Friday, June 09, 2006

Millennial fantasists

Whoops! The British intelligence services have got it wrong again. The high profile operation carried out by police and security services at Forest Gate, east London on June 2, in which one man was shot, was a bungle. Andy Hayman of Scotland Yard apologized, adding in that warm fuzzy way that comes so naturally to police officers, “This is not the time for conflict or anger." We’re not angry Mr Hayman. Really, we’re not.

In truth, few in the British Muslim community are reassured by Mr Hayman’s placating tones. According to the Islamic Human Rights Commission, since 9/11 some 950 people, mostly Muslims, have been arrested under British anti-terror legislation. Only 27 of these have been convicted of ‘terrorism’, a term now defined so broadly that doubts hangs over some of these cases. They’ve done it before and they’ll do it again. And again.
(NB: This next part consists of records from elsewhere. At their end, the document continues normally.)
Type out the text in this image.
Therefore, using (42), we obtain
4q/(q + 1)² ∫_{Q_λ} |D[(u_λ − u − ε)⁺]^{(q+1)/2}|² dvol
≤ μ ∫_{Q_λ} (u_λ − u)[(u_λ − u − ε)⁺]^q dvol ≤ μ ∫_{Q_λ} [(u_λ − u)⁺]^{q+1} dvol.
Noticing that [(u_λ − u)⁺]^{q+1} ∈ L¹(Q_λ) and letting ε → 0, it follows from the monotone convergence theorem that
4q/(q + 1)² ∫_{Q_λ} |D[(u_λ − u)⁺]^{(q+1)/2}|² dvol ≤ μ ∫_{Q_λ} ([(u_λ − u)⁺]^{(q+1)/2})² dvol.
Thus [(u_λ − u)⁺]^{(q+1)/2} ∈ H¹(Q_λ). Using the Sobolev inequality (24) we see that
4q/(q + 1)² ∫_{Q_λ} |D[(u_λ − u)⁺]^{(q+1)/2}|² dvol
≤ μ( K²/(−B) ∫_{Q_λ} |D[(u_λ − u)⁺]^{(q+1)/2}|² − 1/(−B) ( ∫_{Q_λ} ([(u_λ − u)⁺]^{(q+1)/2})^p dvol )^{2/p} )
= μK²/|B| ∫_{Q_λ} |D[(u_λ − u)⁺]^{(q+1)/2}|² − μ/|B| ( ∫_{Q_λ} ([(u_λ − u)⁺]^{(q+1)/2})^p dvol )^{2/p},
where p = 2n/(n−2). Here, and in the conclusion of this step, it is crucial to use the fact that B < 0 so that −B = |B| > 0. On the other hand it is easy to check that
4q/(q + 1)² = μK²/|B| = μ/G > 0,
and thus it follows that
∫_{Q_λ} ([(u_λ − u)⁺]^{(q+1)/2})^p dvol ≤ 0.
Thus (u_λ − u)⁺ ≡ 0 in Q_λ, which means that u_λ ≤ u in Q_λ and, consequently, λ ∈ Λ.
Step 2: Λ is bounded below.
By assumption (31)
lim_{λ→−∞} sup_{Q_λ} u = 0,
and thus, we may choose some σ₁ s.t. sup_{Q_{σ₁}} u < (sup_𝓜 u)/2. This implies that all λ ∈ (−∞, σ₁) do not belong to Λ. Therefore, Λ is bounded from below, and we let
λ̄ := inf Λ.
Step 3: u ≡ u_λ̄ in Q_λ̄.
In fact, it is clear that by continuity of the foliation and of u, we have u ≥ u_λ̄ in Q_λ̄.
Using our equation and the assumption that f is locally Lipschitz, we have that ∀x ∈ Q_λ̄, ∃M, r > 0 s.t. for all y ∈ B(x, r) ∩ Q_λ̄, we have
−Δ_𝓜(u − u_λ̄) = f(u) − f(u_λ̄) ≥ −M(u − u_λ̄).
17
Why have intelligence services got it so persistently wrong? My own theory is that the criminal intentions of a miniscule number of British Muslims has been misunderstood by both community leaders and the secret police. Muslims are keen to claim that such activities have nothing to do with their communities and ‘Islam’, and have little mainstream support. This is only half true. Tony Blair and his friends pretend such activities have nothing to do with Muslim grievances, particularly over British foreign policy. Half untrue.

What is nearer the truth is that the people who plotted and executed the atrocities on 7/7 were indeed extremists, but of the criminal kind, acting out violent, hypermasculine fantasies drawn from hidden discourses of the more cultish elements of British Muslim youth. These fantasies look forward to the downfall of a West which is represented as both decadent and exploitative, and echo more widespread hidden transcripts of dissent. Such transcripts are not unique to Muslims, but can be found among almost every group subject to oppression and domination. And most Muslims in Britain – along with related groups such as asylum seekers - continue to be subject to serious discrimination in every area of society.

All subjugated groups imagine the downfall of their dominators in private. What gives Muslim millennial discourse its peculiar potency is that Islam is an imaginary community extending around the world. Thus, when “alliance” troops slaughter, torture and bully Muslim civilians in Iraq and Afghanistan, or when the British government mindlessly supports the Israeli government, British Muslims link their personal subjugation to the global domination of the Muslim umma which began under European colonialism.

Those Muslim currently on trial in London for allegedly plotting to blow up the ‘slags’ at the Ministry of Sound night club have provided journalists and the public with hours of such fantasy talk, some of which is patently laughable – what is grim is they may, although this is not yet clear, have intended to act on their ugly fancies. But if they did, they are in the minority. Most Muslims, like most people, understand the difference between sharing anger over injustices and giving it mendacity as the basis for public action.

Muslim millennial fantasists pervaded the Internet prior to 9/11, but many have since gone to ground, fearing such opinions would see them pilloried as potential terrorists. Mosque committees have also colluded in silencing Imams sympathetic to such millenarian hopes. This has just put the lid on the bottle. Meanwhile, the British government is busy ignoring the recommendations of the innumerable task forces set up to give air to Muslim grievances, most notably by refusing a public enquiry into the July 7th bombings. To make matters worse, this year has seen the Blair become not just the puppet of Bush, but of the racist agenda of Britain’s xenophobic right-wing press.

No doubt, the British security services will continue to use the latest technology to listen in on private Muslim conversations, trying to discern between those of us blowing hot air about bringing judgement day to those facets of Britain which trouble us most, and the tiny number of men twisted enough to take such discourses literally. The evidence is that, so far, your average British spook can’t yet tell when its not butter.

2 comment(s):

  • Why are Muslims so hateful?

    By Anonymous Anonymous, at 6/11/2006 01:39:00 AM  

  • Hateful? Anon, are you really so culturally insular? I'll give you the benefit of the doubt, and recommend (in the UK context):

    Richardson, R. [Ed.] 'Islamophobia: issues, challenges, action' (Stoke on Trent: Trentham Books)

    Try reading some Jonathan Swift while you're at it.